2015 News

October 6, 2015


Japan Racing Journal Feature Article: "Review of Japanese Horse Racing in the First Half of 2015"

Shintaro Kano
Kyodo News

The spotlight shone on Duramente during the first half of the 2015 JRA season, the latest prized colt of Sunday Racing capturing the first two titles of the Japanese Triple Crown.

The son of Grade 1 champions King Kamehameha and Admire Groove, Duramente, under Mirco Demuro, won the Satsuki Sho (Japanese 2000 Guineas) and Tokyo Yushun (Japanese Derby) in becoming the first horse since Orfevre in 2011 to sweep the first two Triple Crown races. He is the 23rd horse to accomplish the feat.

In the Derby, Duramente broke the race record held by his sire, shaving one-tenth of a second off the old mark to win in 2 minutes, 23.2 seconds over the 2,400 meters at Tokyo Racecourse.

Satsuki Sho (Japanese 2000 Guineas) (G1)
Satsuki Sho (Japanese 2000 Guineas)
Tokyo Yushun (Japanese Derby) (G1)
Tokyo Yushun (Japanese Derby)
Tenno Sho (Spring) (G1)
Tenno Sho (Spring)

"I'm absolutely thrilled to have won my first Derby as a full-time JRA jockey," said Demuro, who has been issued a season-long license from this year along with Christophe Lemaire, after the May 31 race. "There was pressure as the favorite. He was a little excited today and couldn't settle through the first two turns.

"But he eased after that and we managed to travel the rest of the way in a good position. He got knocked around a bit on the straight but once he turned his foot, he was incredible. We missed the record in the Satsuki Sho because I was too busy celebrating but today, I was able to show just how strong this horse is. I'm really looking forward to things in the fall."

Duramente, however, will have to sit out the autumn campaign - ownership was even considering the Prix de l'Arc de Triomphe over a shot at completing the Triple Crown - after he was found to have fractured the radial bone in both legs. He is expected to make a full recovery by next spring.

Takarazuka Kinen (G1)
Takarazuka Kinen
Victoria Mile (G1)
Victoria Mile
Oka Sho (Japanese 1000 Guineas) (G1)
Oka Sho (Japanese 1000 Guineas)

Gold Ship may have grabbed just as many headlines but had mixed results, going from heaven with his first spring Tenno Sho victory to hell by finishing a career worst 15th in the Takarazuka Kinen.
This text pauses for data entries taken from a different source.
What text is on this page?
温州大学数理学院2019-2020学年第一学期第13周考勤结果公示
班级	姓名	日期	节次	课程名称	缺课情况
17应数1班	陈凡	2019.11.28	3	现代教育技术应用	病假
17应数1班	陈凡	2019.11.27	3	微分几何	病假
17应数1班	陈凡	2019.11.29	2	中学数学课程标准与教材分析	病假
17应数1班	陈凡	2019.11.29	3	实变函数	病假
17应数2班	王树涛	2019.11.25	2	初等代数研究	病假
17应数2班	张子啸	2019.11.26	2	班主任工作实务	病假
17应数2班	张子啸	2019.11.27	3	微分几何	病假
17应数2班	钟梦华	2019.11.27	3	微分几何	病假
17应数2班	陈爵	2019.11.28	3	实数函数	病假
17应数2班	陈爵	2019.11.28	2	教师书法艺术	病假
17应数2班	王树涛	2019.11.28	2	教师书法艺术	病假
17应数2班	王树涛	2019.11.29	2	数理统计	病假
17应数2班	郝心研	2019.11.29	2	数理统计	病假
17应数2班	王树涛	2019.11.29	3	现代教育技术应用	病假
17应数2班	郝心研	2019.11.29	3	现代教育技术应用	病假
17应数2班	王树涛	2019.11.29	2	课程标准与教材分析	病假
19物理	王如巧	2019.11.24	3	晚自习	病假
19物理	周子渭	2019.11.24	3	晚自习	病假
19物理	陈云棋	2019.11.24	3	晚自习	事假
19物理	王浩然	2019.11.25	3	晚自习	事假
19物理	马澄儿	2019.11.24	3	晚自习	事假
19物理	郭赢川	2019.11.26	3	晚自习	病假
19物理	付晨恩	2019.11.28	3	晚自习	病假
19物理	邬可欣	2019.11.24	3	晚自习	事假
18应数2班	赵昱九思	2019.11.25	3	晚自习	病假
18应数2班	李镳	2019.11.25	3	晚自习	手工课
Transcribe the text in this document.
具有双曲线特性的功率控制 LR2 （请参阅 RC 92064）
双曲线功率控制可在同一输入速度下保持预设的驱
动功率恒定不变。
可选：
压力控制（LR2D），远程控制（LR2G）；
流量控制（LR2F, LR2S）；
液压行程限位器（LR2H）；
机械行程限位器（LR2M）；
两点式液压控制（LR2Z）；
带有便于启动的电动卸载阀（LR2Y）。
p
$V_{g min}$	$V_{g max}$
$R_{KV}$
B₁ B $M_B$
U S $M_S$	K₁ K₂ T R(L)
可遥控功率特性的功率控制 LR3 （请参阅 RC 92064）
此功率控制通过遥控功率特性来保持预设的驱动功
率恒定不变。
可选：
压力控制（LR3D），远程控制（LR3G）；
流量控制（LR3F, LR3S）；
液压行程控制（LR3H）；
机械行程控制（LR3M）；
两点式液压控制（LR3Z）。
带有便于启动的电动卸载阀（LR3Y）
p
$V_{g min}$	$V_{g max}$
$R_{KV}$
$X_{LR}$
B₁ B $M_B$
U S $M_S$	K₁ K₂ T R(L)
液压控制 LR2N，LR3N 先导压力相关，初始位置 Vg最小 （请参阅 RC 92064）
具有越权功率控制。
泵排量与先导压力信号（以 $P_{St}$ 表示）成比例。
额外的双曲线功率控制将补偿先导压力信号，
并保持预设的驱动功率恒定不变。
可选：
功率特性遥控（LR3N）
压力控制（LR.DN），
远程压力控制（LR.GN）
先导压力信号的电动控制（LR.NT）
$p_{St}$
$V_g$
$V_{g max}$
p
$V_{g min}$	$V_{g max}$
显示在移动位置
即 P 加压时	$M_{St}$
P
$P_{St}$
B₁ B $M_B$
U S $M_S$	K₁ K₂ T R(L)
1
In a renewed partnership with jockey Norihiro Yokoyama, the 6-year-old dapple grey assured himself of a place in the history books in the Emperor's Cup with his sixth career Grade 1 win, taking his earnings to almost 1.4 billion yen.

But in his following start in the Takarazuka Kinen - a race he had won the last two years - the Naosuke Sugai-trained horse stood up inside the gate and stared lengths behind the field. Gold Ship never had a chance in what turned out to be one of the biggest flops in recent memory.

"He was the same as always during warm-ups, and he was fine when he first went into his stall," Yokoyama said. "But just before we went off he started snarling and things turned out the way they did. I'm not sure why he did what he did; you'll have to ask him."

Equally wild was the Victoria Mile which produced a G1 record payout after fifth choice Straight Girl took the tape, with 12th choice Keiai Elegant in second and least favored Minaret in third. The trifecta paid out 20,705,810 yen to the minimum wager of 100 yen.

Yushun Himba (Japanese Oaks) (G1)
Yushun Himba (Japanese Oaks)
February Stakes (G1)
February Stakes

In the filly's Classic races, Let's Go Donki and Mikki Queen split the Oka Sho (Japanese 1000 Guineas) and Yushun Himba (Japanese Oaks), respectively, and the two are on course for a rematch in the Oct. 18 Shuka Sho, the third and final leg of the ladies' Triple Crown.

The JRA's trip to Dubai proved to be barren this year as none of the seven runners could muster a win from three races - the Dubai World Cup, Dubai Duty Free and UAE Derby.

In the signature $10 million Dubai World Cup, Hokko Tarumae finished fifth while Epiphaneia, then the second highest rated horse in the world, was last in a field of nine in what turned out to be the final race of his career. The 2014 Japan Cup winner was retired in July after developing suspensory desmitis while training for his comeback run in the Takarazuka Kinen.

In the JRA's lone G1 dirt contest of the spring, Copano Rickey became the first horse to successfully defend the February Stakes title. Jockey Yutaka Take rode to his first G1 victory since 2013.